SAINT JOHN — A new symposium for Atlantic Canadian artists hoping to make a living in the region has announced its first major speaker.
The Arts Atlantic Symposium, organized by ArtsLink NB, announced at a press event Thursday that entertainer and fine arts student, Nikki Payne, will be one of its “marquee presenters.” Payne will share her story of taking risks in the arts world and how those risks can pay off greatly.
Taking place October 14 to 18 in Saint John, the Arts Atlantic Symposium will be a multi-day festival and conference event celebrating and examining the creativity and challenges that come with working in the arts in Atlantic Canada.
Originally from Nova Scotia, Payne is the recipient of three Canadian Comedy Awards and headlined multiple sold-out national tours. Her Comedy Inc special on CTV was one of the networks most viewed programs. She’s also appeared on NBC’s Last Comic Standing and is a regular on Much Music’s Video on Trial.
After moving to Toronto to hone her craft, she made the decision to move back to the east coast and put down new roots in Shediac. Since then, she has returned to school, studying fine arts at Mount Allison University.
“Nikki is an interesting case. She is very well-known and she definitely has a name, but at the same time she’s made a decision to move back to the east [coast] because of the merits of living here, the cost of living and things like that [and] also to go back to school and study fine arts,” said Mark Burnett, ArtsLink NB’s event coordinator.
“It really seems like a good match for what we’re trying to do to show people it is possible to come back. It is possible to make a living from the arts.”
Burnett says more keynote presenters will be presented leading up to the October event.
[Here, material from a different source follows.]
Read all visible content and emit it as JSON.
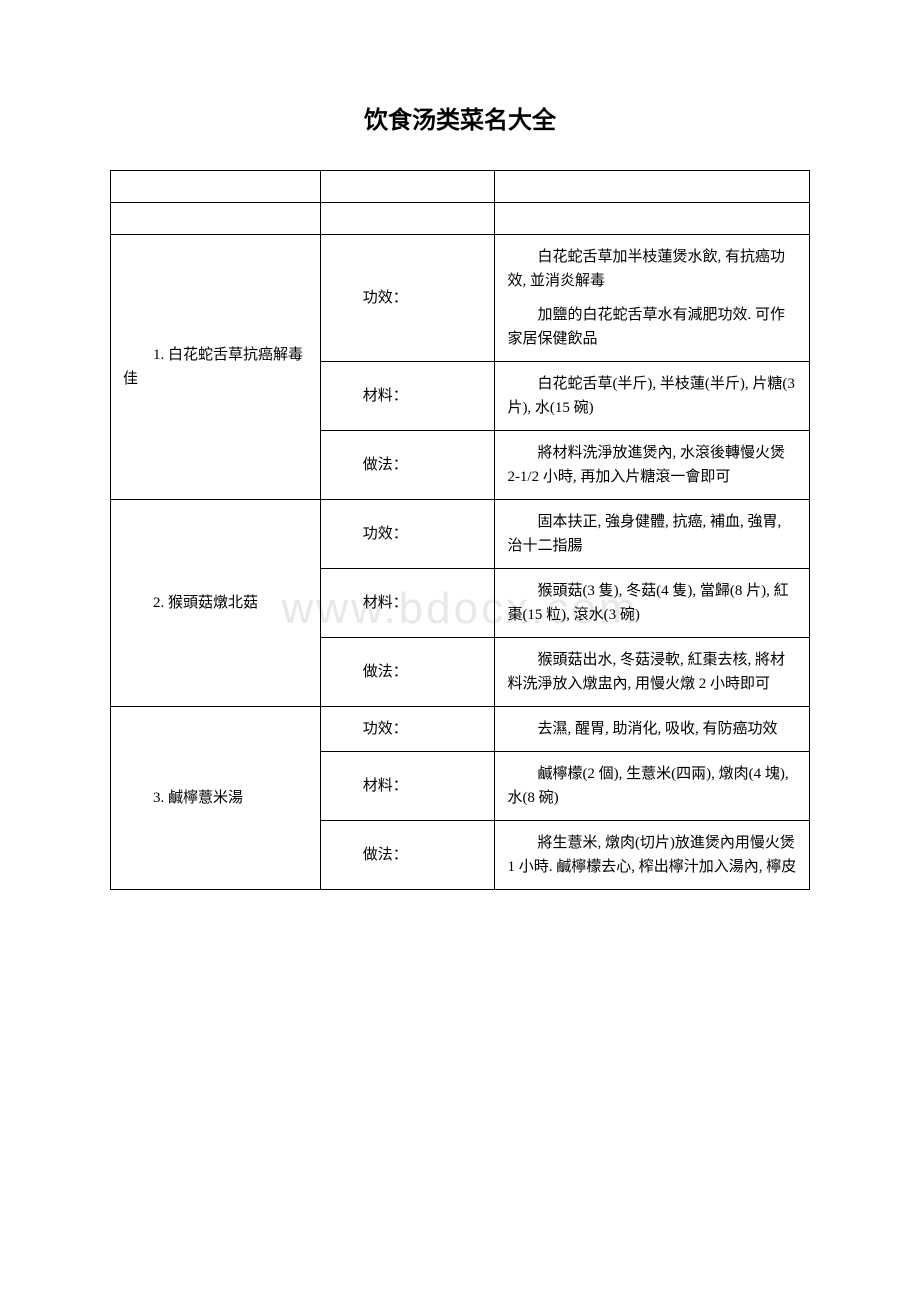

“We will be rolling them out as the months roll on,” he said. “But she is the first, so we’re very excited to have her.
The conference portion of the event is open to anybody who considers themselves an artist, with passes now on sale through the Imperial Theatre. The public events and art demonstrations throughout the four days will be open to the general public. Though planning is still underway, Burnett said the symposium has already generated lots of excitement from the region’s arts community.
“We’ve had plenty of artists reach out asking questions, looking for information,” he said. “We’re just glad we’re at the point now where we can start sharing that information with people and really start to hype this up.”